The University of North Alabama Library's Collier Library has announced the acquisition of film scripts, photographs, DVD's. interview recordings, and other personal papers from famed motion picture actor Claude Rains.
The collection is a donation from his only child, daughter Jessica Rains, herself an actor in such films as The Sting (1973) and Woody Allen’s Sleeper (1973).
Claude Rains, born in London in 1889, became a US citizen in 1939, a year following daughter Jessica's birth. Originally a stage actor, he came to motion pictures late in his career, becoming a sensation as the titular character in James Whale's The Invisible Man (1933).
In a film career spanning over 30 years, he appeared in such cinematic staples as Michael Curtiz's The Adventures of Robin Hood (1938), Frank Capra's Mr. Smith Goes to Washington (1939), Now, Voyager (1942), and Alfred Hitchcock's Notorious (1946), but may be most fondly remembered for his role as Captain Renault in Curtiz's Casablanca (1942).
Of special significance in the Rains Collection are 30 hours of taped interviews with Mr.
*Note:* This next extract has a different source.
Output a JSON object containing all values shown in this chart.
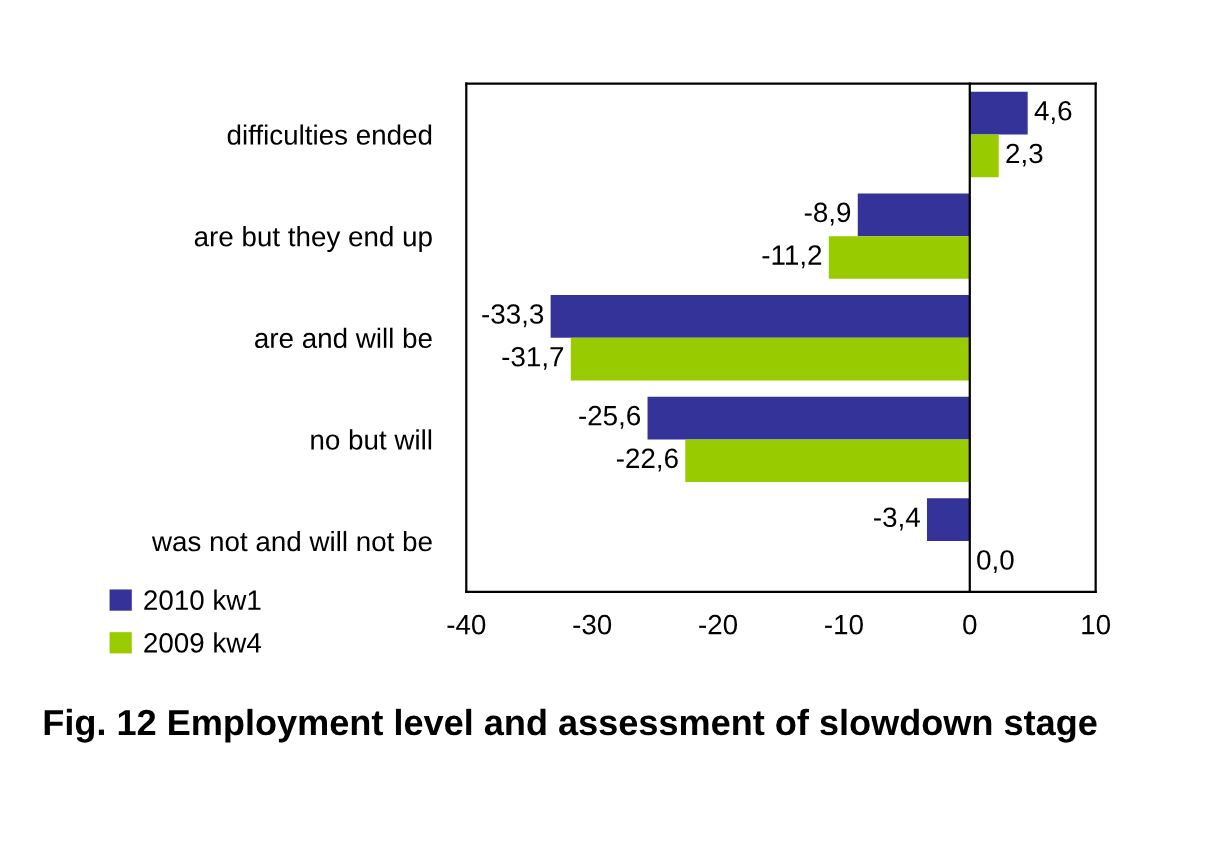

Rains for an anticipated autobiography. In fact, these interviews formed the cornerstone of noted author David J. Skal's biography, Claude Rains: An Actor's Voice (2008; University Press of Kentucky; 2nd edition), which is co-authored by Jessica Rains. Skal has authored several his books on horror and science-fiction films.
Both authors were on hand at the Rains Collection donation event staged at UNA this past week.
In addition, UNA's English Club and Pillar of Fire club co-sponsored a related screening of The Invisible Man, followed by a reading of the stage adaptation of Arthur Koestler’s novel "Darkness at Noon" (1940), for which Rains won a Tony Award as Best Actor in 1951.
It is fitting that the Rains material has been donated to UNA, where it will be an integral part of their burgeoning film acquisitions specializing in the science-fiction and horror genres of the 1930's and 1940's. Other notable genre practitioners represented in their collections include noted sci-fi author Ray Bradbury, and George Clayton Johnson, co-author with William F. Nolan of the classic sci-fi novel Logan's Run (1967) and a writer from the classic Twilight Zone TV series, as well such well-known all-around actors as Ernest Borgnine, who has donated his copy of Marty (1955), for which he won an Academy Award as Best Actor. The Rains Collection will no doubt prove invaluable to scholars, researchers, and students of classic Hollywood films. In other words, the usual suspects.
I'm glad this material is being preserved.